Although neither the USPTO nor the TTAB can provide the name of an attorney for you to use, you can find one by searching the Internet, telephone directories, and by consulting with your local or state attorney bar association. These resources should help you find an attorney who is experienced in trademark law and who, ideally, has experience appearing before the Board.

If you cannot afford an attorney, you may wish to consider the USPTO's Law School Clinic program.

Through this program, law school students (working under the guidance of qualified faculty members) provide assistance in proceedings before the Board to individuals and small businesses that meet income eligibility requirements.

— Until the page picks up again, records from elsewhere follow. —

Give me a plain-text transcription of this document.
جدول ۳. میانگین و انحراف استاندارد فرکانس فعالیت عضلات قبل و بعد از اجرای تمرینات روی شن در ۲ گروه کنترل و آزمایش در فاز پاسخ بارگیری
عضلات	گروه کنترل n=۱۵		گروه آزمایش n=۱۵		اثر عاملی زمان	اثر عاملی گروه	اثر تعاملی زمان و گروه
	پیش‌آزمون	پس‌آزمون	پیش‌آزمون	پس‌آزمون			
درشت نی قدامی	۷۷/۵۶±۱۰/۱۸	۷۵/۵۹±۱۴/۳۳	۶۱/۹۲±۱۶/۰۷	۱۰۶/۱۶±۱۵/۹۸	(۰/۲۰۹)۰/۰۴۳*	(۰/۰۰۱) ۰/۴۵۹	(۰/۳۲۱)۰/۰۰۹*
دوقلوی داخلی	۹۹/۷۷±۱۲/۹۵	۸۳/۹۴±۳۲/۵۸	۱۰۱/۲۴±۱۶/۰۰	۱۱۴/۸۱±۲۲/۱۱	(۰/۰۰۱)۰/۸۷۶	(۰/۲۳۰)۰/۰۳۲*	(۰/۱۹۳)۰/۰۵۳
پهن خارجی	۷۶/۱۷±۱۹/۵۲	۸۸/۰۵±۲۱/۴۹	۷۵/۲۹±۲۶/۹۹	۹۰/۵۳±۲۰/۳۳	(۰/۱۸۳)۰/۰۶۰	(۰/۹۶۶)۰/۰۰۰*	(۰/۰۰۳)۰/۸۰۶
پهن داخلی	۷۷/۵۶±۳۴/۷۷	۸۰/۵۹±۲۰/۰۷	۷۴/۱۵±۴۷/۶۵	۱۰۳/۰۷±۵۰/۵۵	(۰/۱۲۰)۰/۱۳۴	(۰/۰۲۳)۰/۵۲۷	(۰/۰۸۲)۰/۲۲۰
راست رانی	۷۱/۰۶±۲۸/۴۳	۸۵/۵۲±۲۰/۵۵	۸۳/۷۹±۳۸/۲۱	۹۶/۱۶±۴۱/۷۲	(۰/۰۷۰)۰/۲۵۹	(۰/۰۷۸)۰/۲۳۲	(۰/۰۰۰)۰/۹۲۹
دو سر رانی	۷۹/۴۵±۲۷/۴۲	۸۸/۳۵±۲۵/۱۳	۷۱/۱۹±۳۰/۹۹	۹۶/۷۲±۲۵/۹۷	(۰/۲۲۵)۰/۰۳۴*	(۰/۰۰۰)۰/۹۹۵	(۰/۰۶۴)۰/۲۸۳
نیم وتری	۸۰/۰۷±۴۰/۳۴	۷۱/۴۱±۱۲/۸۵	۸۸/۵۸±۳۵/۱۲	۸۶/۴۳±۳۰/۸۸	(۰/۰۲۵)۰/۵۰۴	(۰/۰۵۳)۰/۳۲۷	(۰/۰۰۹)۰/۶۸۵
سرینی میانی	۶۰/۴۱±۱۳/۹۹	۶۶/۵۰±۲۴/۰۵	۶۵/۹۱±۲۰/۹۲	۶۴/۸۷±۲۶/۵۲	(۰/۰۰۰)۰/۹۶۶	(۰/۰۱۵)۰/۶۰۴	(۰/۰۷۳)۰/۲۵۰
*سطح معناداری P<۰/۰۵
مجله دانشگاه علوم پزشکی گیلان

To learn more about the program, go to USPTO.GOV and search for the term "Law School Clinic." The website has a list of participating schools, Frequently Asked Questions, and contact information on how to become a client.

If you do decide to file on your own, use the TTAB's on-line tools. File documents with the TTAB using the ESTTA system ("E-S-T-T-A") and view TTAB documents on-line by using TTABVue.

Both of these tools are available through the TTAB page of the USPTO.GOV website.

Other TTAB-related resources are available on the TTAB page, including Frequently Asked Questions and information about what filing fees are required.

So, remember, the TTAB is the Trademark Trial and Appeal Board and it handles various trademark law proceedings involving federal trademark applications and registrations. These proceedings include oppositions, cancellations, and appeals of Trademark Examining Attorneys' final decisions.

Feel free to replay this video, read the printable transcript, and check out the TTAB page on USPTO.GOV for more information. And keep an eye out for more of these broadcasts throughout the website.

I'm Sandhya Mahajan, Trademark Information Network.